My website is a fun project for me. I just love working on it and watching it grow day by day.
Speaking of watching it grow, I am also someone, who actually reads web server logs just to see, whats going on. One thing, I am particularly interested in are the HTTP referrers. After all, which website owner would not want to know, where his visitors are coming from? Curiously, some of mine seem to be coming from porn websites, "make money fast" blogs and other shady places.
Being linked from a adult site seems rather odd. Even more so, when according to the HTTP referrer, that link supposedly lives on the their frontpage and directly points to mine.
Something like this just begs to be investigated, especially since it's also a nice excuse for having to look at boobs. So, when I took a look at the
boobs page (source) in question, I found the expected link not only to be missing, but also that it would not have made any sense being there in the first place. There is certainly something fishy about this!
Of course, as everybody knows, a HTTP referrer can easily be spoofed and a lot of people even do it to protect their online privacy. Thats fair and square. But why would someone, who is privacy concerned lie by stating that he came from an adult website? That seems rather counterproductive and illogical.
Ok, time for having a closer look at the web server's log. What browser where those suspicious visitors using? Some identified themselves as "\xef\xbb\xbfMozilla/5.0 (Windows; U; Windows NT 5.1; en-US; rv:220.127.116.11) Gecko/20060728 Firefox/18.104.22.168". The escape sequence at the beginning of the string looks quite strange. It's certainly not from an official release of Mozilla Firefox. Also, only 231 bytes and no other files were transferred. This just smells like some kind of bot, which only does HTTP HEAD requests and tries to mask itself as Firefox.
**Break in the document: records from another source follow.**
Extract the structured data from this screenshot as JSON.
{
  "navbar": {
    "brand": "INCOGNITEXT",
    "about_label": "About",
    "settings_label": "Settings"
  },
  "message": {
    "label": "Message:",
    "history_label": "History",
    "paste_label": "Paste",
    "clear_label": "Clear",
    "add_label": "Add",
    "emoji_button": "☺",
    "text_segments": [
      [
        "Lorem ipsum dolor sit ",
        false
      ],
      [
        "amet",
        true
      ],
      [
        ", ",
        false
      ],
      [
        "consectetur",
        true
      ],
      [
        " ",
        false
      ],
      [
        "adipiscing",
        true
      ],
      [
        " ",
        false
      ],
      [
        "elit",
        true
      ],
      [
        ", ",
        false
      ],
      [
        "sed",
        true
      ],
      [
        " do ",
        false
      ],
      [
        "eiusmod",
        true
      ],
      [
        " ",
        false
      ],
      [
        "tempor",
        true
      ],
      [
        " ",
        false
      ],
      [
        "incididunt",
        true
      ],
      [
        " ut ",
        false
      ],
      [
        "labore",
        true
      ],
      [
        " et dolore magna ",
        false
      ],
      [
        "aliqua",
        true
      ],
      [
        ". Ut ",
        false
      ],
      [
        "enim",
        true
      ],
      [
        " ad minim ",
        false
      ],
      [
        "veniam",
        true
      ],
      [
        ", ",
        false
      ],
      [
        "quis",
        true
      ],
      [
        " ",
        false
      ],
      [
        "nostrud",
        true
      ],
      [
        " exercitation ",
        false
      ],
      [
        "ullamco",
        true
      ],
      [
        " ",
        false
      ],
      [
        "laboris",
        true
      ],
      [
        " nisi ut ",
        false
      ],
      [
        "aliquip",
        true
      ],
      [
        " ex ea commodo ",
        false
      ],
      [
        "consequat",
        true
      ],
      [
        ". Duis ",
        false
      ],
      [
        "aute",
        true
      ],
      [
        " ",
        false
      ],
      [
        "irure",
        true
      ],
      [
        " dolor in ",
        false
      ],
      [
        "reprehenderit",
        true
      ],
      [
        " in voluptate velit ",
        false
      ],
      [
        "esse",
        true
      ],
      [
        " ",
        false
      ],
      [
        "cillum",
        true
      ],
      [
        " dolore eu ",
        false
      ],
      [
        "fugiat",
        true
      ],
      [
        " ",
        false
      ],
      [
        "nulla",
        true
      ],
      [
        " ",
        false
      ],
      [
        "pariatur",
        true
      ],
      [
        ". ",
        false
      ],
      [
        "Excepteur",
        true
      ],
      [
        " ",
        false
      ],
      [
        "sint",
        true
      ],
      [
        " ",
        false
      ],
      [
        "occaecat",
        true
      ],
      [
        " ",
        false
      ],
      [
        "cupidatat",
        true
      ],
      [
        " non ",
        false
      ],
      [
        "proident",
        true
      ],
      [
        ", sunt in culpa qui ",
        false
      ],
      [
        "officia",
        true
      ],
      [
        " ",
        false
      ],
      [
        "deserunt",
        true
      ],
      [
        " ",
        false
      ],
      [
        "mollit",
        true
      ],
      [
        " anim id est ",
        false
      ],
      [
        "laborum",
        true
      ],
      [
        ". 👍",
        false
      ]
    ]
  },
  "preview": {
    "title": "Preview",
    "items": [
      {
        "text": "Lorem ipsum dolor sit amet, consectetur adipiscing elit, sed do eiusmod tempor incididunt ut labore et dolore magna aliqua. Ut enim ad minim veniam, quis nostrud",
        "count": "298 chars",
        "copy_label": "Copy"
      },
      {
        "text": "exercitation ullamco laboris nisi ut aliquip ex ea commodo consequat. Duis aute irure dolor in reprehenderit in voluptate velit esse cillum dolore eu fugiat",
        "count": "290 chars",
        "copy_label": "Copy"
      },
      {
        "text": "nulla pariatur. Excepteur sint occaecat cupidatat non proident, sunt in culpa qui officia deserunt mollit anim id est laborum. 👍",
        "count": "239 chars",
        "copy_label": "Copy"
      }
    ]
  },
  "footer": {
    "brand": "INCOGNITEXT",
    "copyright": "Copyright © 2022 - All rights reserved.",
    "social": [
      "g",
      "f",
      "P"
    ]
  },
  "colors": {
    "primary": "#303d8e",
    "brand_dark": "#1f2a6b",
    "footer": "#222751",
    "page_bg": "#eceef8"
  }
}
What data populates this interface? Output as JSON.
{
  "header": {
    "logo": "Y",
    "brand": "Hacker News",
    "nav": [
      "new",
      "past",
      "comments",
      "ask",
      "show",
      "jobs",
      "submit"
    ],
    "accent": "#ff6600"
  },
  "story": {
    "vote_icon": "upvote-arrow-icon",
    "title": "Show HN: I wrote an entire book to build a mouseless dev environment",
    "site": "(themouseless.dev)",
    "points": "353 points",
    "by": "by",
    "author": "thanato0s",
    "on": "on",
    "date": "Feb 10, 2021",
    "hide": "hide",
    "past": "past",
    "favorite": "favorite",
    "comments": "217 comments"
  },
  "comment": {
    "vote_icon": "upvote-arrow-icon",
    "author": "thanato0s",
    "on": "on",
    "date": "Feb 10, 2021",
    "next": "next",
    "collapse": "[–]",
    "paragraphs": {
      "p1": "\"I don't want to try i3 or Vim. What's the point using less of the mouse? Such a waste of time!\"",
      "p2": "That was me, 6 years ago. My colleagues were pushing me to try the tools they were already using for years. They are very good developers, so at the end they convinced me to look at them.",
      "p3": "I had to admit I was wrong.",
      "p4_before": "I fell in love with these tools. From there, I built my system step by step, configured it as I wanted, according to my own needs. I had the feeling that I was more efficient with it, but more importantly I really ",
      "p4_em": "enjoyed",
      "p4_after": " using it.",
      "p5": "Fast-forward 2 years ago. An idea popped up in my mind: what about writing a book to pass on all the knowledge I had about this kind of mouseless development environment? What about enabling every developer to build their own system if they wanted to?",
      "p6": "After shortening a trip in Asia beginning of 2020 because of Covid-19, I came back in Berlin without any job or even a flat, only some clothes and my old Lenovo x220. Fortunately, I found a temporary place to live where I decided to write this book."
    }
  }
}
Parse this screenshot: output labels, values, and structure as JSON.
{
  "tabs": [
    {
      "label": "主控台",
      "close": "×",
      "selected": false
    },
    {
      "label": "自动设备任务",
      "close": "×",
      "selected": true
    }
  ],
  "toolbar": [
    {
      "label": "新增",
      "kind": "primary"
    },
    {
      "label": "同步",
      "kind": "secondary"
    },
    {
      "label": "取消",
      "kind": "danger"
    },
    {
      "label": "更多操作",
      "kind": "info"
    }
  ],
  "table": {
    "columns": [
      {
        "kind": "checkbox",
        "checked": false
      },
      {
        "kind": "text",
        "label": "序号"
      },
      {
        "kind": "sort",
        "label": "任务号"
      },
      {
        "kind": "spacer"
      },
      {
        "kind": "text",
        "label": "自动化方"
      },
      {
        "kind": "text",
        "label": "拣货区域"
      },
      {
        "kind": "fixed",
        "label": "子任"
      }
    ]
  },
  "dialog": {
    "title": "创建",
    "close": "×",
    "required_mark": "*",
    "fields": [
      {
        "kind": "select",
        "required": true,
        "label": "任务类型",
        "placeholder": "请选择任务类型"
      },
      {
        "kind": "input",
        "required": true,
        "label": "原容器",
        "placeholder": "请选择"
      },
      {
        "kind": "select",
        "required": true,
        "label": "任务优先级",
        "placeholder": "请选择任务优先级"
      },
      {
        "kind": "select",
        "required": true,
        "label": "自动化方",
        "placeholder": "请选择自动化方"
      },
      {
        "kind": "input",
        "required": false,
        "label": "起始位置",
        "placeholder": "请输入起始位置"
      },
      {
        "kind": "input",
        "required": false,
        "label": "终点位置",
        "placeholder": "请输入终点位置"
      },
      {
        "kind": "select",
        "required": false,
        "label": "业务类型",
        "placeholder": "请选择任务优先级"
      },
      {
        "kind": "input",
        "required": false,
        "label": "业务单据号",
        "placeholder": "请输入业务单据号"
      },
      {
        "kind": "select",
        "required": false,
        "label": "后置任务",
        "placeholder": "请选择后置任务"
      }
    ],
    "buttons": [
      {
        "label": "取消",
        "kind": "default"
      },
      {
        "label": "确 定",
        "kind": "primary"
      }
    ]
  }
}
Maybe Google knows a bit more about this user agent? Wow! Some 5k hits and most of them being unprotected web server statistics or web server logs! Some of these access logs even show whole series of successive requests from the same IP, claiming to have been referred by a different site each time.
Seems like some blackhat SEO is trying to collect backlinks big time by having a spider crawl the entire web in the hope of eventually hitting a website, that (unintentionally) publishes it's statistics in HTML format with referrers being transformed into following links. A mistake, that is apparently easily made by inexperienced webmasters in three simple steps:
- Have directory listing enabled in the web server.
- Have webalizer (or some similar tool) dump it's statistics in HTML format to some subdirectory below the document root, so they can conveniently be accessed from by a web browser, but don't password protect that directory.
- Buy a used and indexed domain. Have it point at the web server before adding an index.html file, giving Google a chance to discover the statistics directory.
If you happen to have been hit by this scheme as well, I'd suggest to immediately take steps to remove your statistics from the Google index.
Sites, promoting themselves by cheating eventually end up being considered as "bad neighborhood" by search engines. Linking to such a bad neighborhood can negatively affect the ranking of your own website.